Manesh joined the online course design workshop that UO Online and the Teaching Engagement Program put together in the summer of 2020, which provided an opportunity to build structure around his ideas.  

The UO Online team has worked closely with Manesh over the years. 

“Mohsen cares deeply about his students, and he shows up for them with warmth, intention, and real energy,” said Tim Sorg, Senior Instructional Designer with UO Online. “He is a dynamic educator; just as passionate thinking big about the arc of his program as he is drilling down into the best practices of Canvas design.” 

His first iteration of online teaching went well, but Manesh felt inspired to explore new ideas and has been expanding asynchronous elements in his classes ever since. 

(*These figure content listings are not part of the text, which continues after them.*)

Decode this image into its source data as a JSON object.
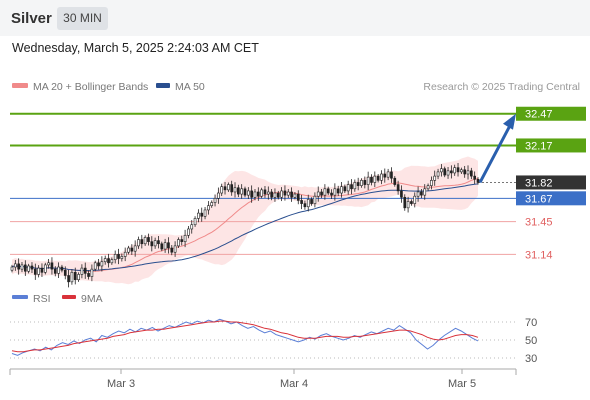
{
  "header": {
    "asset": "Silver",
    "timeframe": "30 MIN",
    "datetime": "Wednesday, March 5, 2025 2:24:03 AM CET"
  },
  "legend": {
    "ma20_label": "MA 20 + Bollinger Bands",
    "ma20_color": "#f08a8a",
    "ma50_label": "MA 50",
    "ma50_color": "#2a4f8f",
    "research": "Research © 2025 Trading Central"
  },
  "chart_data": [
    {
      "type": "candlestick",
      "title": "Silver",
      "x_tick_labels": [
        "Mar 3",
        "Mar 4",
        "Mar 5"
      ],
      "y_range": [
        30.85,
        32.6
      ],
      "grid": false,
      "current_price": 31.82,
      "levels": [
        {
          "value": 32.47,
          "label": "32.47",
          "kind": "target",
          "color": "#5aa312"
        },
        {
          "value": 32.17,
          "label": "32.17",
          "kind": "target",
          "color": "#5aa312"
        },
        {
          "value": 31.82,
          "label": "31.82",
          "kind": "last",
          "color": "#333333"
        },
        {
          "value": 31.67,
          "label": "31.67",
          "kind": "pivot",
          "color": "#3b6fc7"
        },
        {
          "value": 31.45,
          "label": "31.45",
          "kind": "support",
          "color": "#e06060"
        },
        {
          "value": 31.14,
          "label": "31.14",
          "kind": "support",
          "color": "#e06060"
        }
      ],
      "close": [
        31.02,
        31.05,
        31.0,
        31.04,
        30.98,
        31.03,
        31.0,
        30.95,
        31.01,
        30.97,
        31.04,
        31.06,
        31.0,
        30.96,
        31.02,
        30.99,
        30.94,
        30.88,
        30.97,
        30.9,
        30.95,
        31.01,
        30.96,
        30.93,
        31.0,
        31.06,
        31.03,
        31.07,
        31.1,
        31.06,
        31.09,
        31.14,
        31.1,
        31.12,
        31.16,
        31.2,
        31.17,
        31.22,
        31.28,
        31.24,
        31.3,
        31.26,
        31.22,
        31.27,
        31.24,
        31.19,
        31.25,
        31.2,
        31.16,
        31.22,
        31.28,
        31.26,
        31.32,
        31.38,
        31.42,
        31.48,
        31.53,
        31.5,
        31.56,
        31.6,
        31.63,
        31.67,
        31.72,
        31.78,
        31.75,
        31.8,
        31.73,
        31.77,
        31.71,
        31.76,
        31.7,
        31.74,
        31.68,
        31.73,
        31.69,
        31.75,
        31.71,
        31.73,
        31.68,
        31.72,
        31.68,
        31.74,
        31.7,
        31.73,
        31.68,
        31.71,
        31.65,
        31.62,
        31.59,
        31.66,
        31.62,
        31.69,
        31.73,
        31.7,
        31.76,
        31.72,
        31.7,
        31.76,
        31.72,
        31.78,
        31.74,
        31.8,
        31.76,
        31.82,
        31.79,
        31.84,
        31.8,
        31.87,
        31.82,
        31.88,
        31.84,
        31.9,
        31.87,
        31.92,
        31.86,
        31.8,
        31.74,
        31.68,
        31.58,
        31.64,
        31.62,
        31.69,
        31.73,
        31.7,
        31.76,
        31.79,
        31.84,
        31.88,
        31.92,
        31.95,
        31.89,
        31.93,
        31.91,
        31.96,
        31.92,
        31.94,
        31.9,
        31.93,
        31.88,
        31.85,
        31.82
      ]
    },
    {
      "type": "line",
      "title": "RSI",
      "y_tick_labels": [
        "70",
        "50",
        "30"
      ],
      "y_range": [
        20,
        80
      ],
      "series": [
        {
          "name": "RSI",
          "color": "#5b7fd6",
          "values": [
            35,
            33,
            36,
            38,
            40,
            38,
            42,
            39,
            44,
            47,
            45,
            49,
            46,
            50,
            52,
            48,
            55,
            53,
            57,
            60,
            58,
            62,
            59,
            63,
            61,
            64,
            60,
            63,
            66,
            64,
            67,
            70,
            68,
            71,
            69,
            72,
            70,
            73,
            71,
            68,
            70,
            66,
            63,
            65,
            61,
            58,
            60,
            56,
            54,
            52,
            50,
            48,
            50,
            53,
            51,
            55,
            57,
            54,
            52,
            50,
            52,
            55,
            53,
            56,
            59,
            57,
            60,
            63,
            61,
            66,
            62,
            58,
            50,
            45,
            40,
            44,
            50,
            55,
            59,
            63,
            60,
            56,
            52,
            49
          ]
        },
        {
          "name": "9MA",
          "color": "#d9323a",
          "values": [
            38,
            37,
            37,
            38,
            39,
            39,
            40,
            41,
            42,
            43,
            44,
            46,
            47,
            48,
            49,
            50,
            51,
            52,
            54,
            55,
            56,
            58,
            59,
            60,
            61,
            61,
            62,
            62,
            63,
            64,
            65,
            66,
            67,
            68,
            69,
            70,
            70,
            71,
            71,
            70,
            70,
            69,
            68,
            67,
            65,
            63,
            62,
            60,
            58,
            57,
            55,
            53,
            52,
            52,
            52,
            53,
            54,
            54,
            54,
            53,
            53,
            54,
            54,
            55,
            56,
            57,
            58,
            59,
            60,
            61,
            61,
            60,
            58,
            56,
            53,
            51,
            50,
            51,
            53,
            55,
            56,
            56,
            55,
            53
          ]
        }
      ]
    }
  ]
}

Designing online learning within the law school presents unique advantages and challenges, Manesh said. While each student has already obtained a college degree and is an advanced learner, law school courses traditionally have little in the way of assessment, which can make it difficult for online students to stay engaged week to week.  


The level of retention, the level of learning, that happens in my asynchronous or hybrid courses is better than what was happening in my in-person version of the same course.
Mohsen Manesh

In his Sales Law course, Manesh said it’s especially important to make sure students really understand the material because it’s a topic included in the bar exam. So instead of deciding grades based on an end-of-semester exam, Manesh has built in regular opportunities for students to assess where they’re at. Each week, students submit homework for review and take a quiz that's scored and counts toward their final grade. 

“It’s that kind of accountability structure in an online course that I think is so instrumental in getting students to learn and engage with the material from the outset,” he added.

Instructional designer Andrea De Lei, who reviewed one of Manesh's courses, said that she “saw a clear and organized course structure, thoughtful communication of expectations, and intentional design choices that helped support student engagement.”  

By far, the most time-consuming part of developing and updating his courses is the lecture videos, which are highly scripted and edited and include animated PowerPoint slides. With how timely the law is, every time the statute changes, he needs to re-record the lectures.   

As associate dean of faculty research and programs, Manesh has been looking at other formats and platforms that could streamline the process for himself and his faculty colleagues at scale in hopes of expanding online education in the law school. 

Manesh said he’s seen the benefits first-hand and feels inspired when students who've graduated tell him how impactful his classes have been in their real lives. 

“The level of retention, the level of learning, that happens in my asynchronous or hybrid courses is better than what was happening in my in-person version of the same course,” he said.

mohsen manesh

In 2025, he received the Herman Award for Outstanding Online Education in recognition of his contributions. Manesh said winning the award was humbling. 

“There’s a lot of people on campus who are doing truly amazing and innovative things online,” he said.  

President Karl Scholz stopped into a faculty meeting to present Manesh and his colleague Adell Amos with their Distinguished Teaching Awards last spring.  

“Being recognized alongside (Amos) made it particularly meaningful because at the law school we put an emphasis on good classroom instruction and student-faculty relationships, and so to have that recognized at the university level is really special,” Manesh said.